The drive had been good. Rain on and off, mostly light. Some harder for periods. I drove the first leg. We switched at Victorville. Thankfully, Highway 138/18 had kept us north of Los Angeles. We’d gotten a late start, around 4pm, so most of the drive ended up being at night. (Long story.) There’d been light to medium traffic on and off. Not too bad. One likely car wreck on 138, though, despite slowed vehicles and about half a dozen police cars, we saw no accident. Perhaps we’d missed the carnage. I couldn’t help thinking of “Fear and Loathing in Las Vegas.” Britney mentioned it, too. We discussed the movie and the book. (“There’s nothing worse than a man in the depths of an ether binge,” Johnny Depp, as HST says in the flick.) Good ole Hunter Thompson. He had been one of my early writing heroes. (What red-blooded American male writer doesn’t love HST?) It also reminded me of endless drives up and down along I-5 over the decades, going back and forth between Southern and Northern California.
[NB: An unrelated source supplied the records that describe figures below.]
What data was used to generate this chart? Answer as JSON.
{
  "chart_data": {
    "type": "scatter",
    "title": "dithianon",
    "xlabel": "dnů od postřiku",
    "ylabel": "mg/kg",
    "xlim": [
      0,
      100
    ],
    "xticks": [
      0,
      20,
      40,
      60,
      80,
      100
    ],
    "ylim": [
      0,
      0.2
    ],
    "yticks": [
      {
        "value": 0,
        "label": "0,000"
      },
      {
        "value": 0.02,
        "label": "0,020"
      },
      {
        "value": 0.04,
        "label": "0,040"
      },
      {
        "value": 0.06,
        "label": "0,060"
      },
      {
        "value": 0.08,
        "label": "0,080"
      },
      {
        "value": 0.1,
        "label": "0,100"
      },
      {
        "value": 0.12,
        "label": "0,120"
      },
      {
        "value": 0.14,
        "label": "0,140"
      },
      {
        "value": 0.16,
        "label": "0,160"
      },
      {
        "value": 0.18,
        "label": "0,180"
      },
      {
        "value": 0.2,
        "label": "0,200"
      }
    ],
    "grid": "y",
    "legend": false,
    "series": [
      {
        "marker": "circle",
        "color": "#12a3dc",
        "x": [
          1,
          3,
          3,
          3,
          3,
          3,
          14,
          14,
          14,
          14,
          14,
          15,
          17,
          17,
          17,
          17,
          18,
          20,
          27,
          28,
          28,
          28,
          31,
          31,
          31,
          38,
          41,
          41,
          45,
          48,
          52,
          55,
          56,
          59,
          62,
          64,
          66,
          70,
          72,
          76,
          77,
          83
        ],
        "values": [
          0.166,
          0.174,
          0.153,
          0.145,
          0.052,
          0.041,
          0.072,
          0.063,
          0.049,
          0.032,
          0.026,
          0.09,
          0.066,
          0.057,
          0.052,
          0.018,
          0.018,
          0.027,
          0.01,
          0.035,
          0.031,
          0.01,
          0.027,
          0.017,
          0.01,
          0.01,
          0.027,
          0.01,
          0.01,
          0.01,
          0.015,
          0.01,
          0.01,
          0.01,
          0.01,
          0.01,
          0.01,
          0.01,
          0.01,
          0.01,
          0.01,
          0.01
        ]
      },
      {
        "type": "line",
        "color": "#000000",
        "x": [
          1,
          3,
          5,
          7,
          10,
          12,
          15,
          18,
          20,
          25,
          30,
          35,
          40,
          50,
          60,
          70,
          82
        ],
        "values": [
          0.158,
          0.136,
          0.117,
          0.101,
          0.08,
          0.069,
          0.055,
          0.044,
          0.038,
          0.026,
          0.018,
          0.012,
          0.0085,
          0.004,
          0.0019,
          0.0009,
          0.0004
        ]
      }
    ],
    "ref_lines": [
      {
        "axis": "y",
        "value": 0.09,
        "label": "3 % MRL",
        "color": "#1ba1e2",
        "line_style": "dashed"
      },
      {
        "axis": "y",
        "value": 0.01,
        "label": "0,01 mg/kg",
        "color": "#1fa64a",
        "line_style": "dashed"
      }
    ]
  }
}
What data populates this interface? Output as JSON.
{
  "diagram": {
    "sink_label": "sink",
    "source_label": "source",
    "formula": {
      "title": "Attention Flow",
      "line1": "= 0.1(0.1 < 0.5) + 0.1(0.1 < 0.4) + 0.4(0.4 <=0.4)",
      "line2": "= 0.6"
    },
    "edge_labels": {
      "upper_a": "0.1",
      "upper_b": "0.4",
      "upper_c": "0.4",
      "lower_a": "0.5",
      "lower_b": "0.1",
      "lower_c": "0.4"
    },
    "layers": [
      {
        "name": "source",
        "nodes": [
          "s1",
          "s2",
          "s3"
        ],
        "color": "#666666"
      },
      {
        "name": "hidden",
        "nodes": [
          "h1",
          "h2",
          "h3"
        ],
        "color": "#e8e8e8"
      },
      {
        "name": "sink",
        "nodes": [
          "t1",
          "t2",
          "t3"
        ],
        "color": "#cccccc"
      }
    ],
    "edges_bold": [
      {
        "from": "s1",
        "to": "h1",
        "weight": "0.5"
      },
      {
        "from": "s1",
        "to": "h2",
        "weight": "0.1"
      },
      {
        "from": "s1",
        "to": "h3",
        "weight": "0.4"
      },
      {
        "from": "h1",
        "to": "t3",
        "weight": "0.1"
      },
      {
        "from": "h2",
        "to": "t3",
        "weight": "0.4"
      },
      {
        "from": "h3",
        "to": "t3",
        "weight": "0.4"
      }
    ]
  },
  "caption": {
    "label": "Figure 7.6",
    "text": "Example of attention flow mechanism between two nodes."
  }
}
It made me think of the drives I’d once made between Irvine and the ocean at a writers’ conference I once taught at years ago. That flat, cacti-ridden, empty landscape. Barren. Isolated. Desolate. Also of course of my hometown, Ojai, which has a lush mix of green mountains and desert landscapes.
By the time we got to the room it was cold and profoundly windy. We tapped in the Air BnB key code and brought all our supplies into the room. We showered, made hot tea, read (I’m still plowing through Dostoevsky’s prison memoir, Notes on the House of the Dead), and listened to the dust-filled, rabid wind as sand tinkled incessantly against the windows and the door, and as things outside fell down and were literally dragged by the force of the air. I couldn’t help think of “The Wizard of Oz.” Our whole tiny room seemed to rumble and rush and thrum and rattle with noise and feeling and wind and terror. I loved it.